My anxiety and fear were gradually replaced by a seeping sense of vindictive euphoria. Screw them, I thought, I can do this, or at least I'll try, and, in the end, nobody will really know or care how well I do, because the task itself is so meaningless. In a moment, they will hand me a baby who by all rights should just die, and I will run through the paces of the resuscitative routine that I've rehearsed and rehearsed and rehearsed until I could do it in my sleep. You could learn this stuff by watching TV. The ABC's: airway, breathing, circulation. Suction the trachea, intubate, check a pulse, start an umbilical intravenous line, give some fluid. If the heart rate is low, give some adrenaline. This wasn't magic. It wasn't rocket science, either. I made sure my hair was combed, put on a clean scrub suit, and strolled over to the delivery room to see how the mom was doing.

It was a quiet scene. Doctors and nurses talking in whispers. I thought to myself, I should go to the woman on the table, who was the quietest of all, should introduce myself, should try to give the predelivery spiel: "Very high risk, may not be viable, we won't know for sure until the baby is born, we'll do what we can, I'll let you know as soon as we know." This conversation seems to offer important information but really offers almost none. It's just a chance to check each other out. How does she look? Caring and concerned, or strung out and indifferent? Is there a man in the picture?
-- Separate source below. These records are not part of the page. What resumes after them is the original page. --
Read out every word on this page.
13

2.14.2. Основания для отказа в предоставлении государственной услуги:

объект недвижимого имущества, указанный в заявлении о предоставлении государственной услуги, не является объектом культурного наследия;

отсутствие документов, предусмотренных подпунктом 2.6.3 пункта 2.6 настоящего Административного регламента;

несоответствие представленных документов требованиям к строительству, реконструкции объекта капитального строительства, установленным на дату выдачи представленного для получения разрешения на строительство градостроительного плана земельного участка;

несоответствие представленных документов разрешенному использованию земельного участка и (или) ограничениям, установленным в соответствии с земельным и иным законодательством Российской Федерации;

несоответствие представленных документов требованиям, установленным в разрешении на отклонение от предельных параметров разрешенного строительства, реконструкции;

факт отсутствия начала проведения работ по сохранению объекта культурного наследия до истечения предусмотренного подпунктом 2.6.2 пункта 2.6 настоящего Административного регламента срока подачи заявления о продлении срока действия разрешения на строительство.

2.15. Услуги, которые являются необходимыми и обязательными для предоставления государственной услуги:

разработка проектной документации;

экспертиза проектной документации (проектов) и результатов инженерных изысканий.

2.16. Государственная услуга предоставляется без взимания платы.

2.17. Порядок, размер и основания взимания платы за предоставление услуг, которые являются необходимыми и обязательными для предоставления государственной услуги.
Another woman? The mom, perhaps? A friend? A lover? The words are place-holders, a vague recognition of shared humanity, a verbal handshake, valuable as gestures of caring rather than for what they mean.
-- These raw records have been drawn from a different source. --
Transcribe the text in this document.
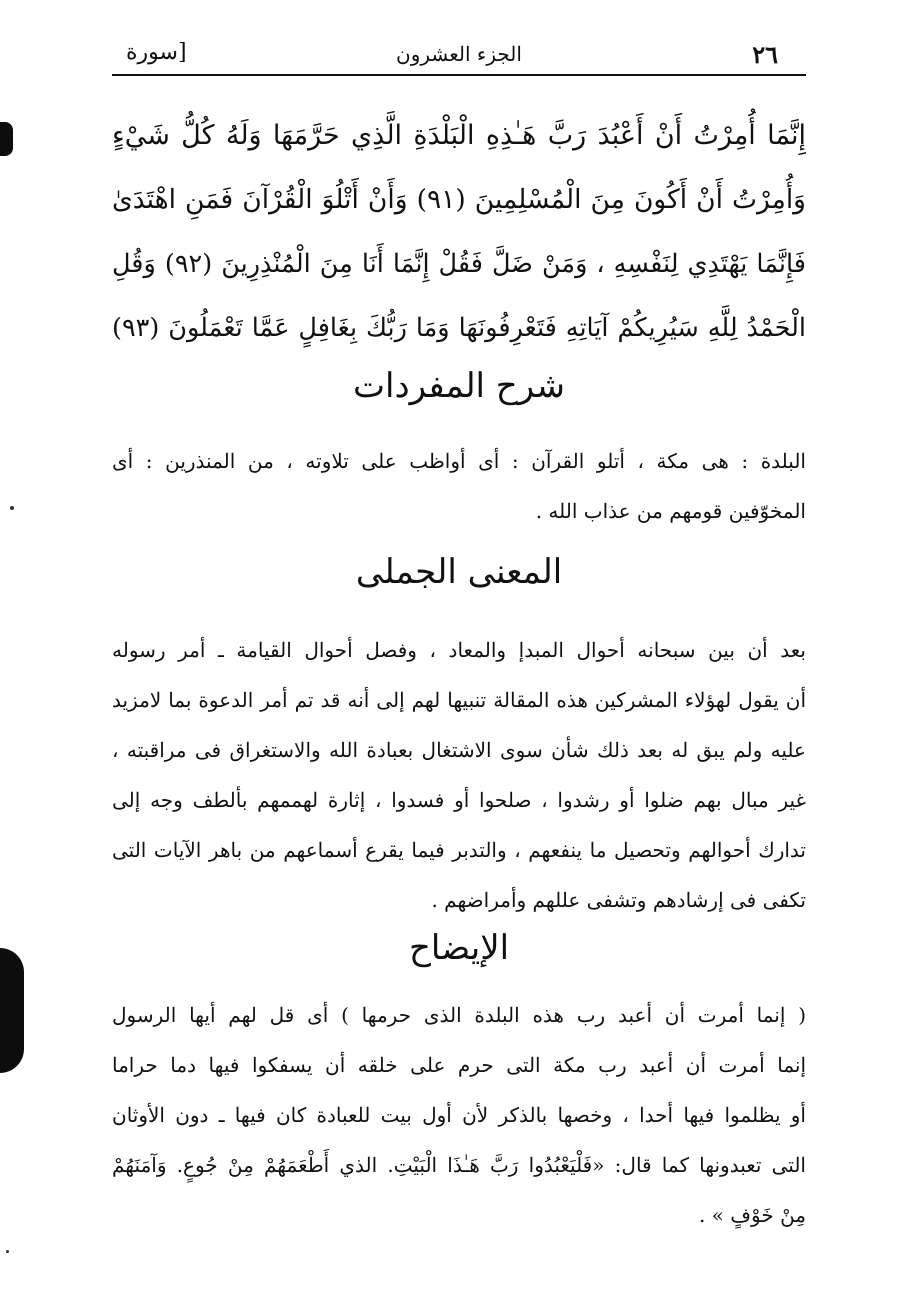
٢٦
الجزء العشرون
[سورة
إِنَّمَا أُمِرْتُ أَنْ أَعْبُدَ رَبَّ هَـٰذِهِ الْبَلْدَةِ الَّذِي حَرَّمَهَا وَلَهُ كُلُّ شَيْءٍ
وَأُمِرْتُ أَنْ أَكُونَ مِنَ الْمُسْلِمِينَ (٩١) وَأَنْ أَتْلُوَ الْقُرْآنَ فَمَنِ اهْتَدَىٰ
فَإِنَّمَا يَهْتَدِي لِنَفْسِهِ ، وَمَنْ ضَلَّ فَقُلْ إِنَّمَا أَنَا مِنَ الْمُنْذِرِينَ (٩٢) وَقُلِ
الْحَمْدُ لِلَّهِ سَيُرِيكُمْ آيَاتِهِ فَتَعْرِفُونَهَا وَمَا رَبُّكَ بِغَافِلٍ عَمَّا تَعْمَلُونَ (٩٣)
شرح المفردات
البلدة : هى مكة ، أتلو القرآن : أى أواظب على تلاوته ، من المنذرين : أى
المخوّفين قومهم من عذاب الله .
المعنى الجملى
بعد أن بين سبحانه أحوال المبدإ والمعاد ، وفصل أحوال القيامة ـ أمر رسوله
أن يقول لهؤلاء المشركين هذه المقالة تنبيها لهم إلى أنه قد تم أمر الدعوة بما لامزيد
عليه ولم يبق له بعد ذلك شأن سوى الاشتغال بعبادة الله والاستغراق فى مراقبته ،
غير مبال بهم ضلوا أو رشدوا ، صلحوا أو فسدوا ، إثارة لهممهم بألطف وجه إلى
تدارك أحوالهم وتحصيل ما ينفعهم ، والتدبر فيما يقرع أسماعهم من باهر الآيات التى
تكفى فى إرشادهم وتشفى عللهم وأمراضهم .
الإيضاح
( إنما أمرت أن أعبد رب هذه البلدة الذى حرمها ) أى قل لهم أيها الرسول
إنما أمرت أن أعبد رب مكة التى حرم على خلقه أن يسفكوا فيها دما حراما
أو يظلموا فيها أحدا ، وخصها بالذكر لأن أول بيت للعبادة كان فيها ـ دون الأوثان
التى تعبدونها كما قال: «فَلْيَعْبُدُوا رَبَّ هَـٰذَا الْبَيْتِ. الذي أَطْعَمَهُمْ مِنْ جُوعٍ. وَآمَنَهُمْ
مِنْ خَوْفٍ » .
Her eyes searched mine quickly, then turned away. What was she looking for in the gowned, gloved, masked figure who presented himself, out of the sky, at the precise moment of her life's most profound distress, at the moment when everything that was supposed to be good and beautiful and life-affirming had become horrific, terrifying, mournful? At the moment when fear and dependency defined her life as never before? She was certainly no health-care consumer negotiating a contract, purchasing some healthcare services, dispassionately evaluating the risks and benefits of this or that intervention. She was sizing me up -- not because she had a decision to make, but just to see what hand she'd been dealt. Did I look experienced, trustworthy? Was I nervous? Did I know what I was doing? Would I be there for her? Could she talk to me?